38°C
21 May 2024
Argumen

Literasi Mati Suri

  • September 6, 2017
  • 3 min read
  • 35 Views
Literasi Mati Suri

Perguruan tinggi merupakan markasnya para cendekiawan-cendekiwan penghasil ilmu pengetahuan. Civitas akademika yang sehari-harinya berkutat dengan pengkajian ilmu. Tak heran jika para orang tua mempercayakan anak-anak mereka menempuh pendidikan dengan biaya mahal supaya anak bisa menghadapi tuntutan kehidupan masyarakat, berbangsa, bernegara, dan ber-akhirat.
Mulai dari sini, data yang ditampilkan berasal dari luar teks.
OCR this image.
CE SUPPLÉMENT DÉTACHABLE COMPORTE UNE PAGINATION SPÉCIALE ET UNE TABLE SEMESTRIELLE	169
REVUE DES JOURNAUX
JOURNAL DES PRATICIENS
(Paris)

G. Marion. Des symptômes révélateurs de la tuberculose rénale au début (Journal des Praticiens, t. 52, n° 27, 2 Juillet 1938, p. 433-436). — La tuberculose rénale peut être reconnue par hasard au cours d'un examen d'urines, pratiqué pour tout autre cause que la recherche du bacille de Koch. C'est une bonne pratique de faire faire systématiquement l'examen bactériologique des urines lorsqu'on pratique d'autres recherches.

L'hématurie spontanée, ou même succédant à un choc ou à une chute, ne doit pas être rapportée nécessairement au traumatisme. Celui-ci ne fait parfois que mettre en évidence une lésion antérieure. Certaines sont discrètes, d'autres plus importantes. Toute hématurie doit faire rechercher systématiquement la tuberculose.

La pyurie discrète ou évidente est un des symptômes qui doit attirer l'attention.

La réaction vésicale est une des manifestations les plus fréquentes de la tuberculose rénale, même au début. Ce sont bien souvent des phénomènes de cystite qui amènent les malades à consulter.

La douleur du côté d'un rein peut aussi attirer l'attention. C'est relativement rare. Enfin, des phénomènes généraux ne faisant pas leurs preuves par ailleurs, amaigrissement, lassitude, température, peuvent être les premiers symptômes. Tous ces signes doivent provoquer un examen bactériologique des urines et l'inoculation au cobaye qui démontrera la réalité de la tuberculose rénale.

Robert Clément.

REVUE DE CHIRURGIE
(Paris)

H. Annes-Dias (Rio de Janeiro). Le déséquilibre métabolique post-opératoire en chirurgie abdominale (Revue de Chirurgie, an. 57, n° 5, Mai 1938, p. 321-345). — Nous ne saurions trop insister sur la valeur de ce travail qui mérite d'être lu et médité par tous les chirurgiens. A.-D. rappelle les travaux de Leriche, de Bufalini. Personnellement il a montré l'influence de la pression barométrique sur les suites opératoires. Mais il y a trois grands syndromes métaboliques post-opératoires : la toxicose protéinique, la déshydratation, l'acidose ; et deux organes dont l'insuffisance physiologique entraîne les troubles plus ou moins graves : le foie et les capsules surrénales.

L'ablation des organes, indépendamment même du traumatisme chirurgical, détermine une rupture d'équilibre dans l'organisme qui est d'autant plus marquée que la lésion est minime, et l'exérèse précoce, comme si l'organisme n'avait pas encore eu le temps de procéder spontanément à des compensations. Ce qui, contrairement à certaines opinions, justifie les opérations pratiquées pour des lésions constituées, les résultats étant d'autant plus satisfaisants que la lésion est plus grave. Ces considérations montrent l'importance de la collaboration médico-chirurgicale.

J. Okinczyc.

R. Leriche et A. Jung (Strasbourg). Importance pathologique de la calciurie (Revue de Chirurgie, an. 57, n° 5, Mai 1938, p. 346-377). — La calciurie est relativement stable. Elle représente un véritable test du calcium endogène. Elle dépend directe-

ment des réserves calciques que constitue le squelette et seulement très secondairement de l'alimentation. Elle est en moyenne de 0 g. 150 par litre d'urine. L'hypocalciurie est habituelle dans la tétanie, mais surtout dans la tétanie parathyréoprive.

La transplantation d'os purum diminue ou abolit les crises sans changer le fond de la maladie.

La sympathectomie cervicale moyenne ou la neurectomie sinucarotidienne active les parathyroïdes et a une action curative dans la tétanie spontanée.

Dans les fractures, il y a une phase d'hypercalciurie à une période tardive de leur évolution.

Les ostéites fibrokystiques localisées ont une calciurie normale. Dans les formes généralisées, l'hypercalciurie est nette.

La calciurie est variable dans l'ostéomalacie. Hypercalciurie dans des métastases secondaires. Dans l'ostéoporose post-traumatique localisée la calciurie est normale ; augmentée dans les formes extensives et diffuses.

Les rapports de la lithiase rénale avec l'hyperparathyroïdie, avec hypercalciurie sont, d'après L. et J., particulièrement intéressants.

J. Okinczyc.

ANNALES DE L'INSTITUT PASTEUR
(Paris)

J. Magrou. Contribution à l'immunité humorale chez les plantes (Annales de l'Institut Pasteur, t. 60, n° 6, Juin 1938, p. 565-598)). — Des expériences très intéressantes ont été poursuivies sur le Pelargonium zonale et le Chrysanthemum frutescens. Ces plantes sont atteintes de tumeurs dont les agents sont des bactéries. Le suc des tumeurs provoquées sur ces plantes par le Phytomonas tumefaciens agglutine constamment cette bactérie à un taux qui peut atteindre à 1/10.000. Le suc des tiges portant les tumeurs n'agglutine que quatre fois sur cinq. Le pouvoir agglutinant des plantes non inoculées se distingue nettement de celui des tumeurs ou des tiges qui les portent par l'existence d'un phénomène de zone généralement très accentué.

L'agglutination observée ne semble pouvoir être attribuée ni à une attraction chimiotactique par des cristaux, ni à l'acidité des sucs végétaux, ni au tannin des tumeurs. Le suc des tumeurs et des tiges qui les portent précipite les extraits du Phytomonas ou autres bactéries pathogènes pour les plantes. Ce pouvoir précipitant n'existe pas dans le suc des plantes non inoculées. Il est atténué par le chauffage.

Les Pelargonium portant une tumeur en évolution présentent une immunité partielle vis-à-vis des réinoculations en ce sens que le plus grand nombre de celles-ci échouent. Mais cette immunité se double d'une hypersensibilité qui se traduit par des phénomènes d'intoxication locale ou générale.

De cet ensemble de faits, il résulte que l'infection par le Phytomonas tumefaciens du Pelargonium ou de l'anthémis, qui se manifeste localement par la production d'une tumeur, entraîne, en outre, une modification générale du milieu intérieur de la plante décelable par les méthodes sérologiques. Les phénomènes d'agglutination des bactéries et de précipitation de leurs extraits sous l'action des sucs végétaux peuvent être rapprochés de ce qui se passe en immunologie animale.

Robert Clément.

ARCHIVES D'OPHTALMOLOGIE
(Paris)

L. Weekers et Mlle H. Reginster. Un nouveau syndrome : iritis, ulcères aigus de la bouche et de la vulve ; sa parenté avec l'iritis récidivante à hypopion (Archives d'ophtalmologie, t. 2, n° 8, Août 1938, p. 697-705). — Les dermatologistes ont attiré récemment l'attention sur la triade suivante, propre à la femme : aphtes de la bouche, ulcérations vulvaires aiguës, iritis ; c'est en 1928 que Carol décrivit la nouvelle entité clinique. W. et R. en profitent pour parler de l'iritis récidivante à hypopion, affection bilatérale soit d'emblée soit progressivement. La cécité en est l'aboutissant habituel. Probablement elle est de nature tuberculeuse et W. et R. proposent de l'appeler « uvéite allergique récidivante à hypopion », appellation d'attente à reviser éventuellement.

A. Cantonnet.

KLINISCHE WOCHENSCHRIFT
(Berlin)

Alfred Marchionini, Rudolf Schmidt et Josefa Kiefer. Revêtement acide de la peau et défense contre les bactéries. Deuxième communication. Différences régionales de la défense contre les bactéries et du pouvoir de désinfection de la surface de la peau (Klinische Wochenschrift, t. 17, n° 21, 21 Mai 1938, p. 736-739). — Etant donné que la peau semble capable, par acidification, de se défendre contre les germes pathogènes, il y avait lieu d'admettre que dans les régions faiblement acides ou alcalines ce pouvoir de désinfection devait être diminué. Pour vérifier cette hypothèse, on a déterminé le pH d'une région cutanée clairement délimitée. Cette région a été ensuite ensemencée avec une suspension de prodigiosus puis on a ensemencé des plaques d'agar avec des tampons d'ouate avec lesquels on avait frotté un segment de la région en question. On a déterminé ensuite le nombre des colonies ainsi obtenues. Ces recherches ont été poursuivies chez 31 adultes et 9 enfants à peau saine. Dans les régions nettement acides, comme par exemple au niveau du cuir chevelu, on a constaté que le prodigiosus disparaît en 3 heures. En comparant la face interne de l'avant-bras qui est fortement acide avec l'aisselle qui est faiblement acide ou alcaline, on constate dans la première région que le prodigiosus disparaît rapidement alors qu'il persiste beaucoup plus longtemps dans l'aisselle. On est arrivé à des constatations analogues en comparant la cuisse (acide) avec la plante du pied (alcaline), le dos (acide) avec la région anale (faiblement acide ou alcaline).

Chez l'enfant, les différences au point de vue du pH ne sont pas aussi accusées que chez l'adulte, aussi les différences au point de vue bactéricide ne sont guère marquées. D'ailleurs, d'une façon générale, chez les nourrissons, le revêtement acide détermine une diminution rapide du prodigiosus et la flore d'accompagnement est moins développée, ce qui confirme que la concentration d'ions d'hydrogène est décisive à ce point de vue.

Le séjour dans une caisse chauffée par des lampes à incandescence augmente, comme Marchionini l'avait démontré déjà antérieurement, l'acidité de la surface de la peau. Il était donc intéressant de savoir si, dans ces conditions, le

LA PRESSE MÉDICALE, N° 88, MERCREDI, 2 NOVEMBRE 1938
Orang tua dan para pahlawan terdahulu menaruh harapan besar pada generasi muda. Maka pemuda digembleng supaya memiliki pola pikir yang kritis, dan analitis menuju kebijaksanaan.

Namun belakangan ini pemandangan yang sering kita lihat dikampus ternyata belum sepenuhnya mencerminkan aktivitas para cendekiawan. Mahasiswa yang menenteng buku saja sudah jarang dijumpai di gazebo-gazebo kampus. Justru kita menjumpai mahasiswa berdiskusi dengan menenteng-nenteng telepon pintar (smartphone) semakin merajalela. Tapi kita juga tidak boleh mengambil konklusi hanya dengan melihat sekilas saja. Barangkali para mahasiswa ini sedang membaca electronic book (ebook), karena sekarang sudah modern sehingga membaca buku tak perlu dengan menteng buku-buku tebal.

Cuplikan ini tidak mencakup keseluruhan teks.